Q And Answer: The Formality Of A Rubber Watch Band

July 3, 2010

Q and Answer: The Formality of a Rubber Watch Band

James asks: I’ve been concerned recently about the occasions on which it is appropriate to wear my current wristwatch. The watch is a handsome and somewhat expensive Swiss Army Chronometer in a very nice burgundy. Color matching is no issue, but the problem is the black rubber wristwatch band. The band seems a fairly inelegant piece. I’ve considered replacing the band, but I can’t find one that seems appropriate, so I’m fairly committed to the band I have. Does this choice mean that I cannot wear this wristwatch in semi-formal or formal occasions?

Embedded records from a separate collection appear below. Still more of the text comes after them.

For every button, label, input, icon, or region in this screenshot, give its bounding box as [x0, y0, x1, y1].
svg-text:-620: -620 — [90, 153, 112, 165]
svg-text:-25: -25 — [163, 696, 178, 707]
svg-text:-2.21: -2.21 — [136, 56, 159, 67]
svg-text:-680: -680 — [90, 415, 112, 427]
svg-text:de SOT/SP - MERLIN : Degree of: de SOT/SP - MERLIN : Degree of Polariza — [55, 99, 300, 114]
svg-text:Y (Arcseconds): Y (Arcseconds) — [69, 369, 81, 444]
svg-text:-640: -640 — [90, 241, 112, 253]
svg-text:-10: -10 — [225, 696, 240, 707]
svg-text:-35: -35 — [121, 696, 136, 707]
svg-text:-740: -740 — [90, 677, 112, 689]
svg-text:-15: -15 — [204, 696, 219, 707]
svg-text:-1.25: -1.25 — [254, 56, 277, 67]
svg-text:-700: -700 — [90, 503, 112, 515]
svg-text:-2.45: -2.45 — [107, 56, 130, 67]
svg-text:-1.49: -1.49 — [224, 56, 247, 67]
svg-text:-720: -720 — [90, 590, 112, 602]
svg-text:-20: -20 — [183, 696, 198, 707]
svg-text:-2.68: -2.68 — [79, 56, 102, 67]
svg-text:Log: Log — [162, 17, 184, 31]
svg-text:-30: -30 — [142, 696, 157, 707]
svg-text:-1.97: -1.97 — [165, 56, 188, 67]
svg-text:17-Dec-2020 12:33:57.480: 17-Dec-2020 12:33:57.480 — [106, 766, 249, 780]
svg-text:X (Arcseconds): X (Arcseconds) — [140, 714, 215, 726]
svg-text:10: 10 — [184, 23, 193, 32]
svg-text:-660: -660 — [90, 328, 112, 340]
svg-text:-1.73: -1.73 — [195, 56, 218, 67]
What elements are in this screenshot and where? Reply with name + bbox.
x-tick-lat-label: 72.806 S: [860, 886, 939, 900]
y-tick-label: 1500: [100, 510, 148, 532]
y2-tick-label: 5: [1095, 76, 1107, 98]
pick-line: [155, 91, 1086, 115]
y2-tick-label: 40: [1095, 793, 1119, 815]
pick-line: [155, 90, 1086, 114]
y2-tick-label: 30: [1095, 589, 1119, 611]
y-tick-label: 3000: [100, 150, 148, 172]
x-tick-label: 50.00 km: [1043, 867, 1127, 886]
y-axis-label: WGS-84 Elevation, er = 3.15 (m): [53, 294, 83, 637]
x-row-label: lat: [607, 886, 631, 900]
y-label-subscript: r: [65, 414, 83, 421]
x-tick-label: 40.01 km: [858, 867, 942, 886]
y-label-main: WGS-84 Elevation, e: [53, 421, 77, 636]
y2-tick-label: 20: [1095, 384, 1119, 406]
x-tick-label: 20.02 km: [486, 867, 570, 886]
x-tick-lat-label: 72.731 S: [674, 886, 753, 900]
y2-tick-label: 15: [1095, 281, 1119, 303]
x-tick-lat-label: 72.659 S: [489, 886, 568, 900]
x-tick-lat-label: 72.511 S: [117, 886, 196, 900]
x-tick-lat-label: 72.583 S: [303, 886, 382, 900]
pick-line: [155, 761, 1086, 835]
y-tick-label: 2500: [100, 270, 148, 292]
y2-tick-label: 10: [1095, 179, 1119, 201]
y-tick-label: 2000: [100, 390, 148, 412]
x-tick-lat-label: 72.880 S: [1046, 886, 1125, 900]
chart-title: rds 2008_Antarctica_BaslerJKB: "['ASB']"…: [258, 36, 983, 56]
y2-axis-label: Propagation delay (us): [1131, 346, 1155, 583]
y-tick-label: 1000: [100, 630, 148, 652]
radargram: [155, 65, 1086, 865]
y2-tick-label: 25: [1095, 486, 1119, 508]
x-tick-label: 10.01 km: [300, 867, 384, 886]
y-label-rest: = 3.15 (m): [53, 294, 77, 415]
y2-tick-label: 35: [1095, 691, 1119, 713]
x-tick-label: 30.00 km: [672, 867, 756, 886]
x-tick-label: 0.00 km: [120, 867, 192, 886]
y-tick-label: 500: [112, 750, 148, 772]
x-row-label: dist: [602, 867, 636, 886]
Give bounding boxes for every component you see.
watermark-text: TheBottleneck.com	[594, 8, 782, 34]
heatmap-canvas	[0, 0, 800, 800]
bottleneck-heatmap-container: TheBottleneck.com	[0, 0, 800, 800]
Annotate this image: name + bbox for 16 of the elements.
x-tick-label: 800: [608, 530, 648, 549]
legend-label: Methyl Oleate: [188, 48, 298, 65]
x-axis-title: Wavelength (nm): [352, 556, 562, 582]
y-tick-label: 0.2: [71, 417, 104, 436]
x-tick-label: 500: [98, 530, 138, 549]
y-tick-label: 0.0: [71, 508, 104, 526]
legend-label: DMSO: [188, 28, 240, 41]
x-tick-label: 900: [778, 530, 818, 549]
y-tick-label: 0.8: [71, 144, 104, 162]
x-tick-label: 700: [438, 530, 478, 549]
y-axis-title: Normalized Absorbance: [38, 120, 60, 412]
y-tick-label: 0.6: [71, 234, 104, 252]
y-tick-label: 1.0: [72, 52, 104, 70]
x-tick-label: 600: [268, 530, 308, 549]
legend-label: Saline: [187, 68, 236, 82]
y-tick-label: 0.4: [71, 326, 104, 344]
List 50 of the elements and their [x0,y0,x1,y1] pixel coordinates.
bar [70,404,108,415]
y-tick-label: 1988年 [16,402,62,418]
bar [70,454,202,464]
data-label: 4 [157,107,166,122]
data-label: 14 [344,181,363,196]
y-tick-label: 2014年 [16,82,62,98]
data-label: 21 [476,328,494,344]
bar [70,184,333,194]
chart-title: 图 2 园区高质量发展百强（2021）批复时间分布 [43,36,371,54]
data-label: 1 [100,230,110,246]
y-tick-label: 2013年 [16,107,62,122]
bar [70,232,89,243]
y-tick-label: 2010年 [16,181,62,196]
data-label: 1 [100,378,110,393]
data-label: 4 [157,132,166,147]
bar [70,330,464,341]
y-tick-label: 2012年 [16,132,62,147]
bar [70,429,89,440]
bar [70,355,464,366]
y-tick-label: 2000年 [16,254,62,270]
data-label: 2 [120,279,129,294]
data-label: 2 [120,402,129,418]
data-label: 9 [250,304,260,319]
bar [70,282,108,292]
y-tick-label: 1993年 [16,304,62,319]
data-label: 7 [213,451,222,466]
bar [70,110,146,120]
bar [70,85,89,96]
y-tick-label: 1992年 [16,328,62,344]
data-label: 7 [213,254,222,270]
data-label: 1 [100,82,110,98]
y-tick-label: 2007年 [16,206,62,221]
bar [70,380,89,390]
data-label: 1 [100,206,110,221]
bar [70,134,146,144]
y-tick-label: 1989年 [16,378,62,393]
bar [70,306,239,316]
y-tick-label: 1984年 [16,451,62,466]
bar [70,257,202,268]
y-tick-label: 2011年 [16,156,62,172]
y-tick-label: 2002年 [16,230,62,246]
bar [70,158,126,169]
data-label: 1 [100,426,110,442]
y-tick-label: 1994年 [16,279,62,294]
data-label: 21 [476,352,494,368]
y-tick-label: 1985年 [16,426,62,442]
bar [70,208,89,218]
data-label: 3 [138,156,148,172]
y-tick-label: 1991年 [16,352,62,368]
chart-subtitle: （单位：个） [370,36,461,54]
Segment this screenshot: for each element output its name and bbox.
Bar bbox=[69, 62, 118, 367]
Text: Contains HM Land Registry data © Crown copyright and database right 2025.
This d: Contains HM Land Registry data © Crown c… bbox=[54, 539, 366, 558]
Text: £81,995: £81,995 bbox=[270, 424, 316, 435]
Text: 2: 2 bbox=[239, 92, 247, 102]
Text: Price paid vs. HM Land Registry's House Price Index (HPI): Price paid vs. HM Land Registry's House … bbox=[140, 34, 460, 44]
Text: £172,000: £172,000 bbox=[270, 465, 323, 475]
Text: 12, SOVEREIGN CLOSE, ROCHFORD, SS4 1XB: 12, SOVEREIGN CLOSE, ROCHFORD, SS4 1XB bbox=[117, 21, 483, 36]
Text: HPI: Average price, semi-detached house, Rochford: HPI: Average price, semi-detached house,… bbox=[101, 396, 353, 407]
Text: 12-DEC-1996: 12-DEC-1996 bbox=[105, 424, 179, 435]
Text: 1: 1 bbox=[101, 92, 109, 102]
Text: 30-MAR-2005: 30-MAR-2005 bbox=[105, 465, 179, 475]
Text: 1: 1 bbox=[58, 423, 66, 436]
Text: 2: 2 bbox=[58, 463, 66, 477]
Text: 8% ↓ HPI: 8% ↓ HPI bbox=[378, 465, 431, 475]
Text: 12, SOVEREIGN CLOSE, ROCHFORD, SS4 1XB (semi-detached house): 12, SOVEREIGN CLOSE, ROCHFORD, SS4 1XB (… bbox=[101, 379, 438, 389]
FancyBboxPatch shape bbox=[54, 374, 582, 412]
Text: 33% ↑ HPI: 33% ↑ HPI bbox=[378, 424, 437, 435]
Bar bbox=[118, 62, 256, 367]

Your instincts are right on.  A watch with a rubber band is strictly for casual or sporting wear.  A metal band is generally for casual wear, and a leather band is suitable for any purpose.  When you think of the formality of a watch remember that watches are made for purposes.  A chronometer is made for sport, usually styled for sport, and generally should be worn for sport (or at least in a casual situation where you can pretend sport might break out at any time).  Certainly there are exceptions, but with a rubber band and a colored face, your watch isn’t one.  With watches, simple means formal.  A plain white face, without complications, and a black leather band is as formal as it gets.

If you like this watch, hang on to it, and wear it casually.  Enjoy it.  Consider investing in something more formal for more formal occasions.  You can probably buy a lovely, good-quality precious metal manual-wind watch from the middle of the 20th century – say a Longines or a Bulova – for a couple hundred dollars that will do you well for the rest of your life.  Buy something you can afford, that appeals to you, with a real movement (no quartz), and buy something made by a company that makes watches, not clothes or even (sorry) pocket knives.